Granular detail surfaced in a developer-friendly UI. Unlike the pentester dashboard Bridgetech was previously stuck with, Escape exposes the debug details developers actually need to act that are added to their corresponding tickets into Azure DevOps
Unified app + API coverage. One platform, one budget envelope, and the flexibility to redistribute scans across products as the surface evolves.

Ben on the evaluation experience:

“The authentication experience, the way it handles authentication, is markedly better than what I've experienced in other products. So that's something you're doing that's definitely making my life easier. My expectation is that trying to get a security scanner to log into an application is like going to a dentist. But with Escape, it was really easy. So that's a really good thing.” — Ben Dalby, Chief Delivery Officer, Bridgetech Group

Impact

Months in, Escape has become a working part of Bridgetech's secure development process. The impact shows up across the following dimensions: customer evidence, security posture, and team workflow.

“At a very high level the value in Escape for my business is two things: So firstly, it makes our customer-facing platforms more secure, by identifying issues that we can within our power to fix and close, so basically, where those are to address weaknesses before potential hackers or whoever finds them. So that's one thing.
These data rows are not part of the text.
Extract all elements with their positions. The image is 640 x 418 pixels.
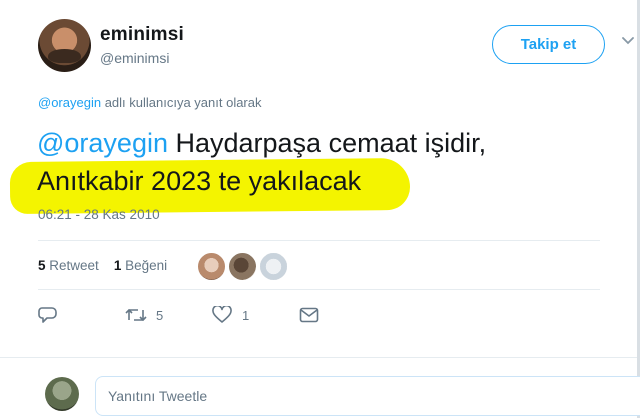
retweet-stat[interactable]: 5 Retweet [38,258,99,273]
author-avatar[interactable] [38,19,91,72]
follow-button[interactable]: Takip et [492,25,605,64]
envelope-icon [299,307,319,323]
divider-middle [38,289,600,290]
reply-context-text: adlı kullanıcıya yanıt olarak [101,95,262,110]
like-stat[interactable]: 1 Beğeni [114,258,167,273]
engagement-stats: 5 Retweet 1 Beğeni [38,258,167,273]
chevron-down-icon[interactable] [622,37,634,45]
like-action-count: 1 [242,307,250,323]
retweet-stat-label: Retweet [45,258,99,273]
retweet-stat-count: 5 [38,258,46,273]
divider-bottom [0,357,637,358]
retweet-action[interactable]: 5 [124,306,163,324]
author-display-name[interactable]: eminimsi [100,24,184,46]
liker-avatar[interactable] [258,251,289,282]
current-user-avatar [45,377,79,411]
reply-action[interactable] [38,306,58,324]
tweet-text-line-1: @orayegin Haydarpaşa cemaat işidir, [37,128,486,159]
reply-icon [38,307,57,323]
author-handle[interactable]: @eminimsi [100,50,169,66]
heart-icon [212,306,232,323]
like-stat-label: Beğeni [121,258,168,273]
tweet-text-part: Haydarpaşa cemaat işidir, [167,128,487,158]
tweet-text-line-2: Anıtkabir 2023 te yakılacak [37,166,362,196]
liker-avatar[interactable] [196,251,227,282]
reply-context-mention[interactable]: @orayegin [38,95,101,110]
reply-context: @orayegin adlı kullanıcıya yanıt olarak [38,95,262,110]
tweet-mention[interactable]: @orayegin [37,128,168,158]
reply-input[interactable]: Yanıtını Tweetle [95,376,640,416]
message-action[interactable] [299,306,319,324]
tweet-timestamp[interactable]: 06:21 - 28 Kas 2010 [38,207,160,222]
like-action[interactable]: 1 [212,306,249,324]
liker-avatar[interactable] [227,251,258,282]
retweet-icon [125,309,147,321]
divider-top [38,240,600,241]
retweet-action-count: 5 [156,307,164,323]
The other thing is it allows us to demonstrate that we're diligent to existing and new customers. So, if customers will often ask for a penetration test against our platforms, and some customers will accept the output of tools like Escape. That is massively beneficial for us.” — Ben Dalby, Chief Delivery Officer, Bridgetech Group

1. Pentests replaced by Escape reports at a fraction of the cost.
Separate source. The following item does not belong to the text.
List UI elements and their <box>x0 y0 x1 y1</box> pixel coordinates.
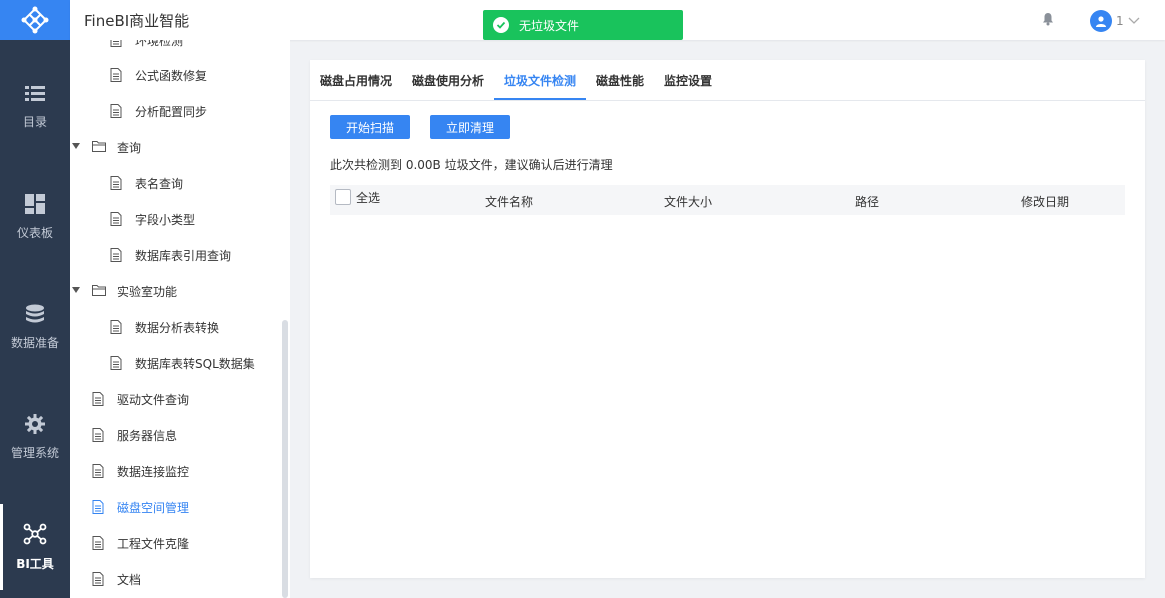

Bridgetech's enterprise customers routinely ask for pentest evidence. Many now accept Escape's automated reports in lieu of a manual engagement, Beyond raw cost: manual pen tests take weeks — finding a partner, provisioning accounts, scheduling the work — which can delay deals and delay revenue. Escape reports are available on demand, which compresses the security gate in customer onboarding from weeks to the same day.

2. Customer audits handled in minutes, not weeks.

When an enterprise customer requests evidence, Bridgetech can pull a current Escape report immediately rather than starting a procurement loop with a pentesting firm. Ben’s team keeps the open-issue backlog short on purpose. Customer disclosure means a long list of unresolved mediums and highs becomes a procurement blocker, so closing findings has direct revenue consequence. Escape gives the team the running list, the team works it down each month, and the discipline holds.

3. A secure development rhythm that developers actually go along with.

Each of Bridgetech's three development teams now holds a monthly secure development call. Ben walks the team through pkg, container, and DAST findings (with Escape providing the DAST layer) and tickets are created directly onto each team's Azure DevOps board. Developers are working on Escape findings inside their normal sprints.

"Based on stuff that's in DAST, you can see one of my developers is working on this. And my developers putting effort into removing this vulnerability. You can see my team's using the platform every month. On a regular basis. So we don't just have the platform as a box-ticking exercise; we're actually using it to drive security into our platforms to make them more secure."